[ξ] PERTEMUAN

Màu nền
Font chữ
Font size
Chiều cao dòng

Setelah kembali merangkak di dalam lubang kecil nan sempit, Nigel dan Ann berhasil keluar dari tempat ritual ke rumah besar yang mereka tinggalkan sebelumnya.

"Ah ... akhirnya kita keluar dari situ juga." Ann tampak sangat kelelahan. Merangkak dalam kegelapan adalah hal buruk yang dia harap tidak kembali terulang. Dua kali sepanjang hidupnya sudah cukup.

Sementara itu, Nigel menggosok kedua tangan untuk menyingkirkan tanah yang menempel di telapak tangannya. Tiba-tiba, sebuah tetesan air mengenai jidatnya. Saat Nigel mengusapnya, ada rasa lengket dan aroma amis yang langsung tertangkap dipenciumannya. Pemuda itu pun menengok ke atas. "Sepertinya kita sedang diawasi ...."

Secara otomatis, Ann ikut memandang ke atas. Entah mereka yang luput atau benda itu memang masih segar di sana. Ada tulisan yang terpampang jelas di langit-langit.

Kematian berbisik kepadamu.

Kematian mempengaruhimu.

"Sekarang langsung dua kalimat. Apa maksudnya? Peringatan?" kata Nigel kebingungan.

"Oh! Bukannya itu kekuatan dari Erebus? 'Kematian mempengaruhimu' ... mempengaruhi emosi, seperti yang kamu jelaskan tadi." Ann mencoba mengaitkan setiap kejadian yang baru saja mereka alami.

"Lalu bisikan. Mungkin yang dimaksud adalah bisikan yang kudengar, sampai aku kehilangan kendali tubuhku."
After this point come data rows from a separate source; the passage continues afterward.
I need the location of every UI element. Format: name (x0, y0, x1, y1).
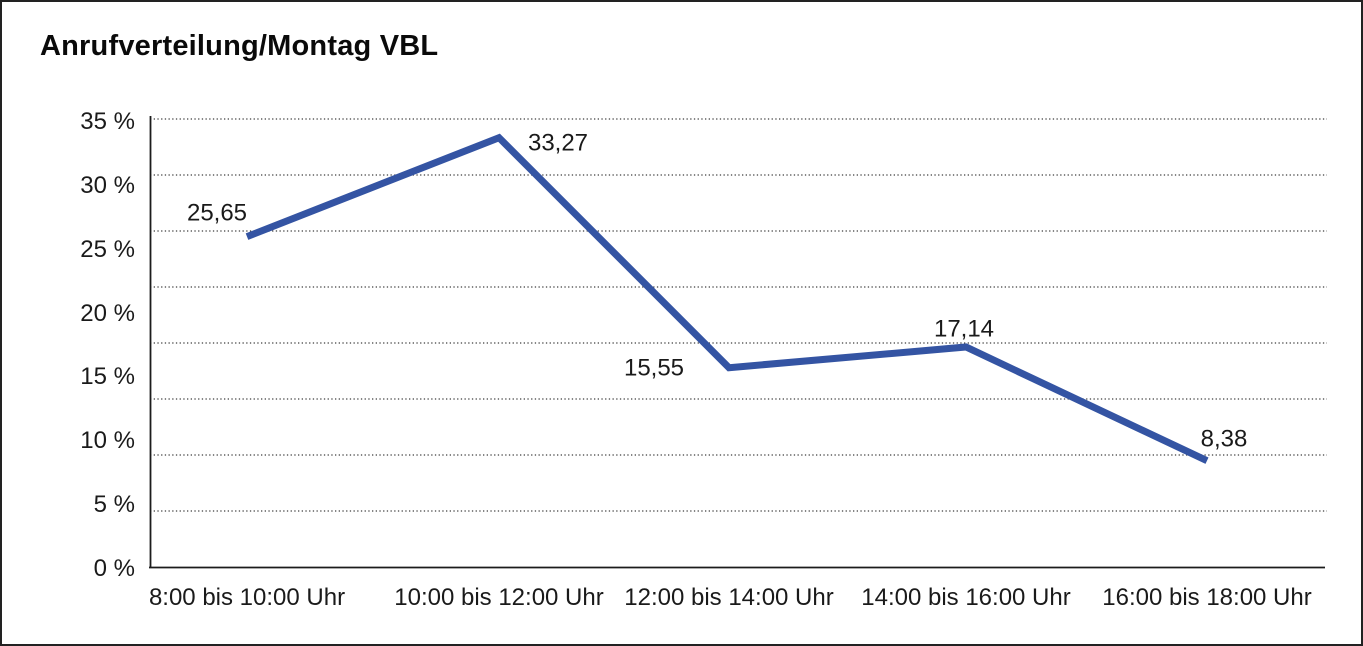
x-axis-tick-label: 14:00 bis 16:00 Uhr (861, 584, 1071, 611)
series-polyline (245, 133, 1209, 464)
axes (149, 116, 1325, 569)
chart-title: Anrufverteilung/Montag VBL (40, 30, 439, 62)
data-value-label: 25,65 (186, 199, 248, 227)
y-axis-tick-label: 25 % (80, 235, 135, 263)
gridlines (150, 118, 1327, 512)
x-axis-tick-label: 12:00 bis 14:00 Uhr (624, 584, 834, 611)
y-axis-tick-label: 5 % (93, 491, 135, 519)
y-axis-tick-label: 20 % (80, 299, 135, 327)
x-axis-tick-label: 8:00 bis 10:00 Uhr (148, 584, 346, 611)
x-axis-tick-label: 16:00 bis 18:00 Uhr (1102, 584, 1312, 611)
x-axis-tick-label: 10:00 bis 12:00 Uhr (394, 584, 604, 611)
data-value-label: 17,14 (933, 315, 995, 343)
y-axis-tick-label: 10 % (80, 427, 135, 455)
y-axis-tick-label: 0 % (93, 555, 135, 582)
y-axis-tick-label: 15 % (80, 363, 135, 391)
data-value-label: 33,27 (527, 129, 589, 157)
data-value-label: 8,38 (1200, 425, 1248, 453)
data-series-line (245, 133, 1209, 464)
data-value-label: 15,55 (623, 354, 685, 382)
y-axis-tick-label: 35 % (80, 107, 135, 135)
y-axis-tick-label: 30 % (80, 171, 135, 199)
Ann mengangguk mantap. "Semuanya berkaitan."

"Tulisan yang pertama kita temukan berbunyi 'Kematian menatapmu', benar enggak?"

"Betul. Artinya dia tahu bahwa kita sedang berada di sini."

Bukannya setuju dengan pendapat Ann, Nigel mengerutkan keningnya.

"Ada yang salah? Nigel?"

"Kalau memang dia yang mengawasi kita, untuk apa kalimat-kalimat itu? Mantra? Bukan. Peringatan? Dewa macam apa yang memberi tau korbannya tentang kekuatannya. Dia mau gertak kita atau bagaimana?"

Sontak Ann memegang kepalanya, seakan mencegah otaknya meledak karena terlalu banyak pertanyaan yang harus dicerna. "Argh! Hentikan Nigel. Aku sudah tidak kuat lagi mendengarnya."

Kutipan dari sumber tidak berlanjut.